Monday, July 23, 2012

What Happens When a God Falls?

Once upon a time there was a young man who everyone considered to be highly intelligent, who could learn whatever he wanted to learn, and who went to college to get a degree in biology. He was particularly attracted to the complexity of the science -- the difficulty made it interesting. However, this young man had a hard time getting close to people, and particularly had a hard time with women. His ease in academia convinced him he could do anything, that he could accomplish anything. And nobody told him differently -- in fact, everyone backed up his view of himself. Thus, he developed a God complex.

However, the fact that he could not seem to get into a relationship with a woman bothered him. He was of course looking for someone to save, as all Saviors do.

He went on to grad school, but found himself growing increasingly bored with what he was studying. It was too easy. He was growing restless.

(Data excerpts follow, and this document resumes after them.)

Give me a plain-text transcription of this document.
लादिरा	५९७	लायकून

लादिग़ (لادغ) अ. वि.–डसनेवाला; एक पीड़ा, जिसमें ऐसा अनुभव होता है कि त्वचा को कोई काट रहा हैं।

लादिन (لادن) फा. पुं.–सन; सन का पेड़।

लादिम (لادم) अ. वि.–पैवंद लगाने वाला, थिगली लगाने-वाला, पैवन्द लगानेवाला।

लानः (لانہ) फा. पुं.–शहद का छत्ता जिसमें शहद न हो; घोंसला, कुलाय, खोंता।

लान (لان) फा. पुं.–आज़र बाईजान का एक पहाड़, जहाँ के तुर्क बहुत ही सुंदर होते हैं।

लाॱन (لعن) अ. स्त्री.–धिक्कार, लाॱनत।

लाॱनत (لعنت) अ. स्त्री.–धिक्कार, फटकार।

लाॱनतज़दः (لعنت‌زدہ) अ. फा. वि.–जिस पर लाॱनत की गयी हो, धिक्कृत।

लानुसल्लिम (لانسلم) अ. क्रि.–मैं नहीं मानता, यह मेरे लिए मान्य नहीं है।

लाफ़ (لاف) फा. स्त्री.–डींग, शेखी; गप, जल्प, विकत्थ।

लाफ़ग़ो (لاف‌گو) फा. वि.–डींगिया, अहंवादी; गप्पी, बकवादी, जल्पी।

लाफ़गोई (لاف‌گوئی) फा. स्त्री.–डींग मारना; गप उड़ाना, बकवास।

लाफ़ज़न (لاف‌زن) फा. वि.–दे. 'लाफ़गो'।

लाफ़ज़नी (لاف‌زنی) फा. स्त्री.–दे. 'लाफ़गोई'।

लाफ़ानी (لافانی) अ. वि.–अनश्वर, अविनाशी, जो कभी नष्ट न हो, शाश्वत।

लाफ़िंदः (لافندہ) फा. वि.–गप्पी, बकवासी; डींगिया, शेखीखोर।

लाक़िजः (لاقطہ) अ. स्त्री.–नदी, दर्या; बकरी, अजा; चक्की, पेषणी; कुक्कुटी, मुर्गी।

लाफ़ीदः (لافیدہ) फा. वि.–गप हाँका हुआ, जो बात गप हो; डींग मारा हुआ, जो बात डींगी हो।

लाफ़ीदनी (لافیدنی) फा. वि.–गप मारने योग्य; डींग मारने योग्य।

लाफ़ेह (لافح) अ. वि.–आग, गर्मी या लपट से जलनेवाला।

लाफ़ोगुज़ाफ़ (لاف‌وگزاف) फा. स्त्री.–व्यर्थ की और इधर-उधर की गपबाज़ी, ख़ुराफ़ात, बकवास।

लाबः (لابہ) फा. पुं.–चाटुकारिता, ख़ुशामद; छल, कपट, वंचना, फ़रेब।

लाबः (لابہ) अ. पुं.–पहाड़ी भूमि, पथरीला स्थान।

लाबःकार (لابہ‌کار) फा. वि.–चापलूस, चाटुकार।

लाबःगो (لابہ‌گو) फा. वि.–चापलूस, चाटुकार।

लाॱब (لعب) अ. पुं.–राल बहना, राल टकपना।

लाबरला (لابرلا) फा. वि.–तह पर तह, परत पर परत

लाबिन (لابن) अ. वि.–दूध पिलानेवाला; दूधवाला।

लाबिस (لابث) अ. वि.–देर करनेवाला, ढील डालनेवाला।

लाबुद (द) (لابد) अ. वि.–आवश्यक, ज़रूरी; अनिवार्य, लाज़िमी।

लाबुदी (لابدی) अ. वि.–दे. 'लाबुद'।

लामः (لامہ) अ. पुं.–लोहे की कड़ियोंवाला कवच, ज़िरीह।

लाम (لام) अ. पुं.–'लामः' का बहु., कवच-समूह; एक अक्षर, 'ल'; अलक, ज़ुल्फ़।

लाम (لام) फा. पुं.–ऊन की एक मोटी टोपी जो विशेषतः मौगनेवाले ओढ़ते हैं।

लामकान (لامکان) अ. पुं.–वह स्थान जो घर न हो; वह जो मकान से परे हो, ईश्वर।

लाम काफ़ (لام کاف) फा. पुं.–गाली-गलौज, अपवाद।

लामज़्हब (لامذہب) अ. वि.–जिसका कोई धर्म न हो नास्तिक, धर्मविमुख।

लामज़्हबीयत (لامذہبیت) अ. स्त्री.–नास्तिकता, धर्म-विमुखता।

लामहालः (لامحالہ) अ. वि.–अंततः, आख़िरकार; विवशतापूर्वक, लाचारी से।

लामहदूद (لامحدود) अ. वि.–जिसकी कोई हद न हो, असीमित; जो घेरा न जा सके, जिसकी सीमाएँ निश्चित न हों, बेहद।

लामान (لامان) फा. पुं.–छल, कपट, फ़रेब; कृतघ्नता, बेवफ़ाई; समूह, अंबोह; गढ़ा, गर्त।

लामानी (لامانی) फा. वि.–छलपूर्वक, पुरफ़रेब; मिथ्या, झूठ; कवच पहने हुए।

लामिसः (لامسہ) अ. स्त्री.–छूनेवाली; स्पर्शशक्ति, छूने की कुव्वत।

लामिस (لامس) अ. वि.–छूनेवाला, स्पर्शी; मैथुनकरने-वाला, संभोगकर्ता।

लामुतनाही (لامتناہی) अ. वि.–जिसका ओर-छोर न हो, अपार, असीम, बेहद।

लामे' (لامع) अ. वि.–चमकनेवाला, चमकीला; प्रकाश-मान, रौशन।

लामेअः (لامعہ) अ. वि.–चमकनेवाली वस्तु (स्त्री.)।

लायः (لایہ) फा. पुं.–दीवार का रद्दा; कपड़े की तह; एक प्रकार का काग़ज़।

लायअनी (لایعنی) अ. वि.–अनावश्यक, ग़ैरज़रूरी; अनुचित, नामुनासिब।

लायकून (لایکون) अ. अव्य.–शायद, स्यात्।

He tried to get a job, but the only jobs he could get were menial jobs, degrading to a mind like his. He deserved more. He deserved better.

Why couldn't everyone recognize how great he was? So many used to, and now it seemed nobody did.

What happens when a God falls? Does he not fall farthest?

If this sounds like James Holmes, the Aurora, CO shooter, it's because it probably is a perfect description of what happened to him.

And how do I know? Because it's what happened to me. Learing about him, I was horrified to see myself when I, too, was 24. Yes, it happened at the same age, too.

Yet when I fell, I fell into myself, into an internal darkness. I externalized everything into my writing. I became a poet. I recovered.

When Holmes fell, he externalized immediately. We know the result.

Why does one externalize, like Holmes, and another internalize, like me?